Kraus dabbled in anti-Semitism. He was Jewish himself—or rather he was born Jewish but joined the Catholic Church in 1911 and left it in 1923. Many of the leading Viennese figures of his time, including journalists and newspaper patrons, were also Jewish, and Kraus easily and often referred to them as the “Jewish press.” Most of his polemical targets were Jews, which he made plain…

[T]he truth is that the satirist’s idiom has not worn well in light of what happened. It is not so much Kraus’s attack on “Jewish” this or that, but his repeated eulogies to German national tradition and the German mind. These appeals might have seemed acceptable when his essay on Heine was published in 1910, but not later in the century. Kraus attacked Heine for his Frenchified, romantic, and “feminine” prose—and his “rootlessness.” Against all this, Kraus celebrated German culture and masculinity. “The German mind,” he opined, “will rise again only when the intellectual flood of filth in Germany has run its course: when people again begin to appreciate the mental labor of linguistically creative manliness and to distinguish it from the learnable manual labor of linguistic ticklings.” Such talk of filth and German manliness seems a half step toward Nazi rhetoric.

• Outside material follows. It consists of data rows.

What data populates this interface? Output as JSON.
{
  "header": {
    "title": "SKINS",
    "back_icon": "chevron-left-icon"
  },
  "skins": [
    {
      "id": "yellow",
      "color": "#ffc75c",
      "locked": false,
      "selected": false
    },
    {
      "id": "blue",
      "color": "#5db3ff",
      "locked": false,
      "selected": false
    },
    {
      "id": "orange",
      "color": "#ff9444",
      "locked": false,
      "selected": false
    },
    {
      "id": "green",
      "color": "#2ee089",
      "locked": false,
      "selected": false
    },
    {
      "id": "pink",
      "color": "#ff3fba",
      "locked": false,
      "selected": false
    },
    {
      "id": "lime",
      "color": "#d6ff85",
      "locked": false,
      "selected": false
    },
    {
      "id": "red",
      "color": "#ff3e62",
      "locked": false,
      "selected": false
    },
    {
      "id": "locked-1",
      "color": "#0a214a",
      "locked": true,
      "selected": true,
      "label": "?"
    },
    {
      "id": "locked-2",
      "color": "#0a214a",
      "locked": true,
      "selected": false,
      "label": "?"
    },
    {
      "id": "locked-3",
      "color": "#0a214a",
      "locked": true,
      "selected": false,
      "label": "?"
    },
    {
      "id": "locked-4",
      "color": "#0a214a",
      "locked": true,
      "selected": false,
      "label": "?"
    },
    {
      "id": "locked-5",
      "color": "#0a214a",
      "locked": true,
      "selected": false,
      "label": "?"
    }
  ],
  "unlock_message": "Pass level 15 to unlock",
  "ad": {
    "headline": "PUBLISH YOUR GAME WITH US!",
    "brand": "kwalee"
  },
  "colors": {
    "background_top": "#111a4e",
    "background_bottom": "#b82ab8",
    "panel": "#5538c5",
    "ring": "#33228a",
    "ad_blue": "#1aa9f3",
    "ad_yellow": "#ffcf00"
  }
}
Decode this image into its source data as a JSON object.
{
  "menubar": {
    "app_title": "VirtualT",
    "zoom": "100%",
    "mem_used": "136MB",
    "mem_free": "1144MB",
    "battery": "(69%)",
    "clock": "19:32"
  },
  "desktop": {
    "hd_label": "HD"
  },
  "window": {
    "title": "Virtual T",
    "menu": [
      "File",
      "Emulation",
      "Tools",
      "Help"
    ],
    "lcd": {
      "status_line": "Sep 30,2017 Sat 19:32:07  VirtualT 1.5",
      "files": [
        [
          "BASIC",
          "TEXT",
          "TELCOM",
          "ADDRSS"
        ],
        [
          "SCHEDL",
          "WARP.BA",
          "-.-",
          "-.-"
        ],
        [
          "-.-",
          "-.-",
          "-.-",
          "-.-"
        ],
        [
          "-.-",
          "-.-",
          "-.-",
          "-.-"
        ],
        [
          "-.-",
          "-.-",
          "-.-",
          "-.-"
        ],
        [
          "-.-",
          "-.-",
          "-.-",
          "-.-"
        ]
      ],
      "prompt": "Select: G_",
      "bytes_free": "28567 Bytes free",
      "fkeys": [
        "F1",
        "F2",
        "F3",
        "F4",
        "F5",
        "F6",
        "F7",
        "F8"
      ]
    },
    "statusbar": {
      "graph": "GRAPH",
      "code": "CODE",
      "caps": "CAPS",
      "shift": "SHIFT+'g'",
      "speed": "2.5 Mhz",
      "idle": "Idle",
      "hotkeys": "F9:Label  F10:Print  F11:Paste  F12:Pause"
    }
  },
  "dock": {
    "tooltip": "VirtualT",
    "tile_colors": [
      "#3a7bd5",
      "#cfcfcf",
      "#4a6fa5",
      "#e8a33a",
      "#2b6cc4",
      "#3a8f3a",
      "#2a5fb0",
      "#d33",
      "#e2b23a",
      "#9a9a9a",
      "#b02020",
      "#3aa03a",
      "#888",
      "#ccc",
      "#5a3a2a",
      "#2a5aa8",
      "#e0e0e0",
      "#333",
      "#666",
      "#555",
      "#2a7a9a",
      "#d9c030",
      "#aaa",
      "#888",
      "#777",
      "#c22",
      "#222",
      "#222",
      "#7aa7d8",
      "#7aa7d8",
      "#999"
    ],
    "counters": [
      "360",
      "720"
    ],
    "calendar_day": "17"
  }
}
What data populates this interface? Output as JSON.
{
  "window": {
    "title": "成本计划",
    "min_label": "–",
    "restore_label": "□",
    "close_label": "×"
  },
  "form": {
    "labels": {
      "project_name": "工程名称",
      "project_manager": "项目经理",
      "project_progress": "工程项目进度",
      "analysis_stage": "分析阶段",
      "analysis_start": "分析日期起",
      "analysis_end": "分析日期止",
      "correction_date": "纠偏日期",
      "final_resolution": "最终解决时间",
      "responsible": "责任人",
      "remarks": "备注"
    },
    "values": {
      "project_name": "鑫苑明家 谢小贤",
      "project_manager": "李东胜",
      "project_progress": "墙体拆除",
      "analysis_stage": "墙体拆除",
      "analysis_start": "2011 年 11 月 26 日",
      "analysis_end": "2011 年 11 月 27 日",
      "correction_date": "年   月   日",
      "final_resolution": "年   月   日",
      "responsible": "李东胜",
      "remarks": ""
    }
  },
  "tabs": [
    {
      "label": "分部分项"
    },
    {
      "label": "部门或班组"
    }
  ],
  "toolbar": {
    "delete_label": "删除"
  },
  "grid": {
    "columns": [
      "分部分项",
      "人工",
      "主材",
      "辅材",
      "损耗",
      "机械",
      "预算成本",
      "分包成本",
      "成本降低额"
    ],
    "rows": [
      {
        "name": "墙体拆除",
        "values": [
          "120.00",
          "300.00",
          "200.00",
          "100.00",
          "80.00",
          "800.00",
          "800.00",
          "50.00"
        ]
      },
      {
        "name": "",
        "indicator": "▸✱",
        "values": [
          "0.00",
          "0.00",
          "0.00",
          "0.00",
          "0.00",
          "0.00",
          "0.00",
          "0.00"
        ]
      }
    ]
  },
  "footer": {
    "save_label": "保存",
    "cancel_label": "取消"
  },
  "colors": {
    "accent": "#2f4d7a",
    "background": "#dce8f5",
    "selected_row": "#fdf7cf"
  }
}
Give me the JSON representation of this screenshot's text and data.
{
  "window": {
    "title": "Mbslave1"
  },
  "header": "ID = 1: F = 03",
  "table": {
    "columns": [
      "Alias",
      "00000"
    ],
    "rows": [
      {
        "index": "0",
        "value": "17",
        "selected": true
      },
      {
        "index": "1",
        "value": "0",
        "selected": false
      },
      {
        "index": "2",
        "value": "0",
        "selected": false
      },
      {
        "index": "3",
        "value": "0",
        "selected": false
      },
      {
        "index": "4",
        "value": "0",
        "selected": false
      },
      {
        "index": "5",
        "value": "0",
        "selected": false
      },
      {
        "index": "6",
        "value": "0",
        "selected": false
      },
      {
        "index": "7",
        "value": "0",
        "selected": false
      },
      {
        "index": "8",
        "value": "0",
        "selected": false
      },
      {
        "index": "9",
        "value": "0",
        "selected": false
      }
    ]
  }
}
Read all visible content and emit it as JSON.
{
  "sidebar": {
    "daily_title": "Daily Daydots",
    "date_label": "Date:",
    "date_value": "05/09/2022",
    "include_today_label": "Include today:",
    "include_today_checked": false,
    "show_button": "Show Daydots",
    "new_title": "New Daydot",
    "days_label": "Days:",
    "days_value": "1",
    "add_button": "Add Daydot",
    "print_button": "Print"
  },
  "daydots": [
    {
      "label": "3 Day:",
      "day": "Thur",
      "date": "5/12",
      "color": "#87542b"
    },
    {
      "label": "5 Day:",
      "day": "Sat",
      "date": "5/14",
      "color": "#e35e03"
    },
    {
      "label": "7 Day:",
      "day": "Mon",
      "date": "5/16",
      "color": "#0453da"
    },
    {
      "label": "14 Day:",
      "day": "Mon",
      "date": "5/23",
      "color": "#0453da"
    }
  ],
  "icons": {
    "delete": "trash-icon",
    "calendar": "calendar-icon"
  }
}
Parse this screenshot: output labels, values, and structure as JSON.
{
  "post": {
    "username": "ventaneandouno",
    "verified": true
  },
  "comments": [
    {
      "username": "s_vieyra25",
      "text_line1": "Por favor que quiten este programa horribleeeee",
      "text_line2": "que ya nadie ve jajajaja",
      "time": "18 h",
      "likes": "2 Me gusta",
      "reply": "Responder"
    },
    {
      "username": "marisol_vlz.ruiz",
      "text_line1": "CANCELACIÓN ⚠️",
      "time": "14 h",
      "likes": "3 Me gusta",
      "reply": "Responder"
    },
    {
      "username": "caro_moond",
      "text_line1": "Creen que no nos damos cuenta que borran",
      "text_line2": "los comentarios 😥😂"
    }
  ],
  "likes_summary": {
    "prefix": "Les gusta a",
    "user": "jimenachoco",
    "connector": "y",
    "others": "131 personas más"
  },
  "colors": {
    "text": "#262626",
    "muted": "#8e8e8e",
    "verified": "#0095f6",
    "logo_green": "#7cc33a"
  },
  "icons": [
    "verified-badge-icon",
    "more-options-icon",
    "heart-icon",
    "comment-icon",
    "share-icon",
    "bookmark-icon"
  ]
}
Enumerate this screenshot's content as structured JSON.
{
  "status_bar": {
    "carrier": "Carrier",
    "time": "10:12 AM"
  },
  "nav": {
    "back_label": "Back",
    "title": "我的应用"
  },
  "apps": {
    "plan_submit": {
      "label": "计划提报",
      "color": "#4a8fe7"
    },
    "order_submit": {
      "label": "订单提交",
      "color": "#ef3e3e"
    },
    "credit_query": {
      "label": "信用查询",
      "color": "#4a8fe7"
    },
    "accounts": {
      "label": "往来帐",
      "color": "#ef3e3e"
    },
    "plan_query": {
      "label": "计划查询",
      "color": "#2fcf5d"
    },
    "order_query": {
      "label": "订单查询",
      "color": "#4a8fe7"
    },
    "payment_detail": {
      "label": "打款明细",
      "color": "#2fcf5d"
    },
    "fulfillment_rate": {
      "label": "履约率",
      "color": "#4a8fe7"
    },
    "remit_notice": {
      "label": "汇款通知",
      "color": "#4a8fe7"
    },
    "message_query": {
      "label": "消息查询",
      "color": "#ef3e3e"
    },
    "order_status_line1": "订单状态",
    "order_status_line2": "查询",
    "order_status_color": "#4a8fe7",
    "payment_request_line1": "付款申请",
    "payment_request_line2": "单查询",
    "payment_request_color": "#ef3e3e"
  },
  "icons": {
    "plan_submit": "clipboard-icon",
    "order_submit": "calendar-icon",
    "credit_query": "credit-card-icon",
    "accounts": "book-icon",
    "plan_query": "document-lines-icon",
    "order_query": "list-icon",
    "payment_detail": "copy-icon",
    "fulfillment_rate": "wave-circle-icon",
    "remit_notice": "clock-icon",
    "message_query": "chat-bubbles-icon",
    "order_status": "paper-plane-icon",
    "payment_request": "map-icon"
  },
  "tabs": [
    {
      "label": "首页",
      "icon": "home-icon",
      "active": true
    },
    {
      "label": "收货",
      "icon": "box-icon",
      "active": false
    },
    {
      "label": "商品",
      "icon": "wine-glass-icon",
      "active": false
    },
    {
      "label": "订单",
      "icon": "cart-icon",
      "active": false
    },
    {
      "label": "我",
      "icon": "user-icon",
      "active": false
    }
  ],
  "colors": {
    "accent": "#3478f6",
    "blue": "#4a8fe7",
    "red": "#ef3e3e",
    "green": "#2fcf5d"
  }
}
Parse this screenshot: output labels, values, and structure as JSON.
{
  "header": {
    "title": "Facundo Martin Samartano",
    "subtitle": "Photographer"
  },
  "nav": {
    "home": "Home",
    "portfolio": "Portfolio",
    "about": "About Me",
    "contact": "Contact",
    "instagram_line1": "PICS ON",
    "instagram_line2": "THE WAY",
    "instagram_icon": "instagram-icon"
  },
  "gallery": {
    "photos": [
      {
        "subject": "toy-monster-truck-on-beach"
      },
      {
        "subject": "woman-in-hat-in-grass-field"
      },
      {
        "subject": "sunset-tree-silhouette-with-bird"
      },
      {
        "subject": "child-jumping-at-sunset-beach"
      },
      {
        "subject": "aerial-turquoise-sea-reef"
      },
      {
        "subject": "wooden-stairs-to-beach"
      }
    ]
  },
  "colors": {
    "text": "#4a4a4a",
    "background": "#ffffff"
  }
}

But only a half step. Kraus also attacked anti-Semitism, albeit sometimes indirectly. In April 1933, some months after Hitler became chancellor and anti-Semitic measures had been enacted, a German radio station wrote to Kraus asking for permission to use his Shakespeare translation in a broadcast. Kraus declined to provide a free copy and said he felt “obliged” to prevent a “mistake” that would bring the station into “conflict” with the current German “regulations on cultural criticism.” The mistake? He pointed out that his translation of Shakespeare’s sonnets appeared without an essential notice: “It was actually a translation from the Hebrew.” This was, of course, a joke or, more precisely, a dig at anti-Semitic Nazi edicts.